Duygusal Sorunlar İçin Serinkanlı Çözüm Egzersizi
Problemleri,
yine o problemlere yol açan
düşünme
tarzımızla çözemeyiz.[1]
Albert
Einstein
“Hızlı düşün, yavaş karar ver” başlıklı son
yazımda bahsettiğim “kendi dedikodumuzu yapmak” deyiminin yeterince
örneklendirilmediğinden ve eksik kaldığından yakınmış bazı dostlar, haklı
olarak. Bu yazımın konusu olan zor
zamanlarda problem çözme pratiğinin hem yararlı bir egzersiz sunacağını,
hem de konuya açıklık getireceğini umuyorum.
Dikkat dağınıklığı ile ilgili yapılan
çalışmalar, ilk bakışta şaşırtıcı ama sağlıklı ve ortalama bireyler olarak
bizim için oldukça tanıdık bir durumu ortaya koyuyor: Zihnimiz, zamanın çok
büyük bir bölümünde şimdiki zamanda değil, geçmiş veya gelecekte geziniyor. Öyle ki, iş hayatımızda veya
bir işle meşgul olduğumuzda bile zamanın yüzde ellisinde zihnimiz şimdiki zaman
dışında dolaşmaktadır.
Yine bu araştırmalar gösteriyor ki, bu durum,
konsantrasyon kaybı nedeniyle düşen iş verimini saymasak bile, önemli bir
soruna işaret ediyor: Şimdiki zaman dışındaki her “gezinti” mutluluk düzeyimizi
düşürüyor.
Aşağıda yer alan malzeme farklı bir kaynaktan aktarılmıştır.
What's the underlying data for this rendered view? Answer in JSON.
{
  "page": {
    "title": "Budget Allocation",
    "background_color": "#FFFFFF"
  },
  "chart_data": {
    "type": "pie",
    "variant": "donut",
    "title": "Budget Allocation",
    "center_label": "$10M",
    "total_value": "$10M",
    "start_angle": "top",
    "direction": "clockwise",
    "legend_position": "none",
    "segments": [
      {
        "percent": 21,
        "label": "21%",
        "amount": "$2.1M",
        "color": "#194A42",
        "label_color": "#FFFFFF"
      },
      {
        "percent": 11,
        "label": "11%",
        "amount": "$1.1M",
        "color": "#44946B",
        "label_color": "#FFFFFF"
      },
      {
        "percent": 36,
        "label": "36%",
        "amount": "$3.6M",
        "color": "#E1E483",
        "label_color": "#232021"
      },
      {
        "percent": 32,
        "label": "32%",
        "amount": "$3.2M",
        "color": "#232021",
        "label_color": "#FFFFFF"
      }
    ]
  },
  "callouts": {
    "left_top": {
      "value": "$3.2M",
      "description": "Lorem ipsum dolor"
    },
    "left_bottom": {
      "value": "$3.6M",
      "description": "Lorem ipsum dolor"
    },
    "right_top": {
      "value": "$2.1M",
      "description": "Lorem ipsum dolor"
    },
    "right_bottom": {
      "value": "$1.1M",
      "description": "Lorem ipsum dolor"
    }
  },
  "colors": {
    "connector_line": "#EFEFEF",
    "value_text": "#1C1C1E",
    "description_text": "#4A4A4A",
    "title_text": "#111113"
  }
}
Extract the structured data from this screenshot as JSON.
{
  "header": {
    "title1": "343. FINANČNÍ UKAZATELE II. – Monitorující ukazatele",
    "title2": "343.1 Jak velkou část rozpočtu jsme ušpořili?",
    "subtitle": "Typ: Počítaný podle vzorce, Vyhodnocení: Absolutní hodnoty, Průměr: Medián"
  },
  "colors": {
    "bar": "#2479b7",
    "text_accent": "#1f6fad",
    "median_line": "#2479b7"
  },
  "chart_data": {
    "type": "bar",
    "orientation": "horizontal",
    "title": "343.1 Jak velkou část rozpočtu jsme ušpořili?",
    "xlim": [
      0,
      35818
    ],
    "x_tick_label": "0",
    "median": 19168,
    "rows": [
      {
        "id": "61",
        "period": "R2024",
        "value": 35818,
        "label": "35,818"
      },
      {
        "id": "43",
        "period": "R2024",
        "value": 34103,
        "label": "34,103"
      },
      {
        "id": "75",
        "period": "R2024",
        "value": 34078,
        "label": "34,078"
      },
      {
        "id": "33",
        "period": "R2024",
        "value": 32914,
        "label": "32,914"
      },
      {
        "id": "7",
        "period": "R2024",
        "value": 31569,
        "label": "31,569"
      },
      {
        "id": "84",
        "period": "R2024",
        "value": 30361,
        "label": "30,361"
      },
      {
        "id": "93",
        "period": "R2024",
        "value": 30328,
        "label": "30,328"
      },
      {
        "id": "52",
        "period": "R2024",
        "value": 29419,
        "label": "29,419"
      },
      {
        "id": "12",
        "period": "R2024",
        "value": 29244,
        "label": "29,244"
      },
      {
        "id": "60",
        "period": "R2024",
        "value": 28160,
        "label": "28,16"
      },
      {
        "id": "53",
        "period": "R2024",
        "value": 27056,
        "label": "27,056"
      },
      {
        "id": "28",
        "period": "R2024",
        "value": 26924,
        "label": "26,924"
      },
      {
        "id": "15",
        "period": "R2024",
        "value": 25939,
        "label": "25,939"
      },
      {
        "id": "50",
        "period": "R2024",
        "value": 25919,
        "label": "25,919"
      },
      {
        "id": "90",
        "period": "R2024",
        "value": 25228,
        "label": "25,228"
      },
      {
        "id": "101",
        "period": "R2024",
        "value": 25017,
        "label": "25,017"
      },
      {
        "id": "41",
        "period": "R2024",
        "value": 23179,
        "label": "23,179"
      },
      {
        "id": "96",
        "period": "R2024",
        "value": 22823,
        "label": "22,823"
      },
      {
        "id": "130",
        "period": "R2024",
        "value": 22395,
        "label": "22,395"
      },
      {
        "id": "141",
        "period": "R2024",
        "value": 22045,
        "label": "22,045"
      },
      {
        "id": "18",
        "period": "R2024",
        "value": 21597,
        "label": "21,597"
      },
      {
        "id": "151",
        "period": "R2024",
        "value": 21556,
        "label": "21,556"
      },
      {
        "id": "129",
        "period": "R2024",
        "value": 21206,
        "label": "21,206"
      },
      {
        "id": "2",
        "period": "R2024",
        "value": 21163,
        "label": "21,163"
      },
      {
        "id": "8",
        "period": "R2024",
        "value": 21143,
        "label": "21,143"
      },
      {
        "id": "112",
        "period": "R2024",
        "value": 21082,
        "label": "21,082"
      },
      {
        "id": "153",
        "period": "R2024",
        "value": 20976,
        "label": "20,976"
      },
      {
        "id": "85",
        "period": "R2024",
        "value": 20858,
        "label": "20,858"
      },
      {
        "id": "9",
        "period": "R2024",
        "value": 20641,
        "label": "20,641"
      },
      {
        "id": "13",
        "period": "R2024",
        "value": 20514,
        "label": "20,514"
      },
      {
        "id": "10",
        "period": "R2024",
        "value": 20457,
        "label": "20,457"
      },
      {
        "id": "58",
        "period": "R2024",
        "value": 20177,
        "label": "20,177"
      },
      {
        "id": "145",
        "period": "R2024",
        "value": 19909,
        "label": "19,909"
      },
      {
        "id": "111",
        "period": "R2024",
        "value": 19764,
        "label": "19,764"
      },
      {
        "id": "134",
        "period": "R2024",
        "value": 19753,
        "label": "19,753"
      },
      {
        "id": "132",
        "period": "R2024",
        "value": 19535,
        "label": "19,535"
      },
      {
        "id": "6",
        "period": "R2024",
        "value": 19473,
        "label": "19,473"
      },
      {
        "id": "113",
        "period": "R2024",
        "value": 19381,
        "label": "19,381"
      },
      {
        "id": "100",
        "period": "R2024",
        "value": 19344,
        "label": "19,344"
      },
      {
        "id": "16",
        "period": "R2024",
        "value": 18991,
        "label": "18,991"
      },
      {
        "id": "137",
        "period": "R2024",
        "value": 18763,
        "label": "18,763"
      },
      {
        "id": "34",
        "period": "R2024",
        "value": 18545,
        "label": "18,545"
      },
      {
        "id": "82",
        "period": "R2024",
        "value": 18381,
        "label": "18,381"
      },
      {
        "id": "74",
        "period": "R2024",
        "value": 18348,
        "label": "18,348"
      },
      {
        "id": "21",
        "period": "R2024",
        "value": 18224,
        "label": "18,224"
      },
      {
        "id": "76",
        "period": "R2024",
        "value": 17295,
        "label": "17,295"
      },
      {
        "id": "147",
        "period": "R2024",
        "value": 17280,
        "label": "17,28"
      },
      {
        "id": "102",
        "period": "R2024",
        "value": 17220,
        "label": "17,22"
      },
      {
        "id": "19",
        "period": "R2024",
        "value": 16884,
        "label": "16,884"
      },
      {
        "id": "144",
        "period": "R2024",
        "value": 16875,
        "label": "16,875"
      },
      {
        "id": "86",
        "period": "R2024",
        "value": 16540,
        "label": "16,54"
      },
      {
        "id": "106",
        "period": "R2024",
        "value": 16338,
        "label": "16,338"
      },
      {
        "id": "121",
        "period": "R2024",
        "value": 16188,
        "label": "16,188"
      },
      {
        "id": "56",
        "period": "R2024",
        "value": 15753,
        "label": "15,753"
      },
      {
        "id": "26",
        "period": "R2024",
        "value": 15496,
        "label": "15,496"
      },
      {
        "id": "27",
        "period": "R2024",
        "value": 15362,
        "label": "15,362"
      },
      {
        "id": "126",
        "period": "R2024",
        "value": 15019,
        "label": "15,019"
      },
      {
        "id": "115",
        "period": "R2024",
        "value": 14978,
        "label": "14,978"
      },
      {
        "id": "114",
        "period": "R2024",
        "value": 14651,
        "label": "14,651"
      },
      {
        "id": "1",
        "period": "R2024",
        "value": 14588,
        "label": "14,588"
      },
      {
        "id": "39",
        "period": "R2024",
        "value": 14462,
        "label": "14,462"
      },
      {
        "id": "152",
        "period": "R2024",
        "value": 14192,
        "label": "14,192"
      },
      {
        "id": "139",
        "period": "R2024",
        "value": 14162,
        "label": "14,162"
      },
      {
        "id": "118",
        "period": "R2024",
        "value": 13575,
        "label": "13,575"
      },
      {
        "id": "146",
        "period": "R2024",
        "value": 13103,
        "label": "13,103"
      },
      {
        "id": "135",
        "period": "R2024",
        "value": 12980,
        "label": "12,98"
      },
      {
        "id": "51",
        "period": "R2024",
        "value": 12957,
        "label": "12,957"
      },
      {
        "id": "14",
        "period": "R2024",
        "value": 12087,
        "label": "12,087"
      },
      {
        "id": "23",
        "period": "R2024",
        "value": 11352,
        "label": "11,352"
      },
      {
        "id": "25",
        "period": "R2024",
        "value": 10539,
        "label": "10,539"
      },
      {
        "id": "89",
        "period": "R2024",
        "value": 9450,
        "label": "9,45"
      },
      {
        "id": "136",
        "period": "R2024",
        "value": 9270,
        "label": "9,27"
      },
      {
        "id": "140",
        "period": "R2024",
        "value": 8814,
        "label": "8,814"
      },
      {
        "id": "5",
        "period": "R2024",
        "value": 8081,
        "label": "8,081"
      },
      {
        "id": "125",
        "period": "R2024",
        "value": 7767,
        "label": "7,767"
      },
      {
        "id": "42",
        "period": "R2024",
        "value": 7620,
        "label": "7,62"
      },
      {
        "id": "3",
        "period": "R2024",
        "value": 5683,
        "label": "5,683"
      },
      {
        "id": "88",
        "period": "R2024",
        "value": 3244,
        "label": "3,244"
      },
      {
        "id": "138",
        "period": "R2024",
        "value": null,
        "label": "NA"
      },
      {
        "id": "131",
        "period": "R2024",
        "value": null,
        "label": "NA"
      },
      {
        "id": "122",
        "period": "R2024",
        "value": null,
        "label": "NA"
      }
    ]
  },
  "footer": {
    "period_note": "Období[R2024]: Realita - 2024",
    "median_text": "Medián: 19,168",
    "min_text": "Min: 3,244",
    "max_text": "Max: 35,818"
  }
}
Asıl şaşırtıcı olan ise olumlu konular üzerinde düşündüğümüzde bile
bu gezintinin mutluluğumuzu eksiltiyor olması.
Peki ama neden?
Bu araştırmaları yapan bilim insanlarının
açıklamalarına göre, bu durum, geçmiş ve geleceğin zihnimizdeki karşılığıyla
ilgili; geçmiş bizim için pişmanlıklar, özlem ve olumsuz anılar, gelecek ise
kaygı ve endişeleri temsil ediyor, hedeflerimiz ve hayallerimiz hakkında
düşünürken bile. Oysa hedeflerimizi gerçekleştirmek için ihtiyacımız olan tek
hazır kaynak şimdiki zaman. Özellikle çözmemiz gereken bir sorun nedeniyle
yaşadığımız stresli zamanlarda, bu ruh hali problemleri olduğundan ağır
algılamamıza sebep oluyor. Dahası, eylem zamanı olan şimdiki zamandan çok
geçmiş ve gelecekte “pişmanlık, acı anılar, kaygı ve endişe” gibi olumsuz
duygular yumağı içinde gezinen beynimiz, bu süreçte bize yardımcı olamıyor. Tam
da sükunetle problem çözmeye odaklanmamız gerekirken, çoğunlukla farkında
olmadan arka planda süregiden gereksiz endişeler yumağı, stres seviyemizi daha
da yükseltiyor ve çözüm üretmemizi engelliyor.
Ne yapmalı?
Bunun için biri “normal” zamanlarda duygusal
dayanıklılığı ve olumlu duyguları besleyecek; diğeri tekil ve yoğun bir
duygusal sorunla karşılaşıldığında uygulanacak birbirinin devamı iki yöntem
öneriyorum.
I-
Duygusal Dayanıklılığı ve Olumlu Duyguları Güçlendirmek
Öncelikle “kendi zihin okumamızı” yapmalı ve
zihnimizin gerçek/gizli gündemini yakalamalıyız. Görünüşte önemli bir sorunumuz
olmasa bile, gündelik hayatın akışı içinde geri planda düşük dozlu stres
kaynağı olan düşünceleriniz olabilir. Bunu fark etmek sandığımızdan zordur. Bu
konunun ayrıntısı için “Kişisel gelişim, zihin okuma ve beyin yıkama” başlıklı
yazımı[2]
öncelikle okumanızı öneririm. Ama özetlemek gerekirse;
Gün içinde zihninizi
bilinçli takibe alın. En çok neyi, kimi, hangi konuyu nasıl bir duygu içinde düşünüyorsunuz? Bunları düşünmeseydiniz,
gündeminiz ne olurdu, neyi düşünürdünüz? Zihninizin örtülü veya gerçek gündemi
nedir? (Burada yakaladığınız kaygı ve düşüncelerin size yoğun bir stres verdiğini
düşünüyorsanız hemen aşağıdaki ikinci başlıktaki uygulamaya geçin).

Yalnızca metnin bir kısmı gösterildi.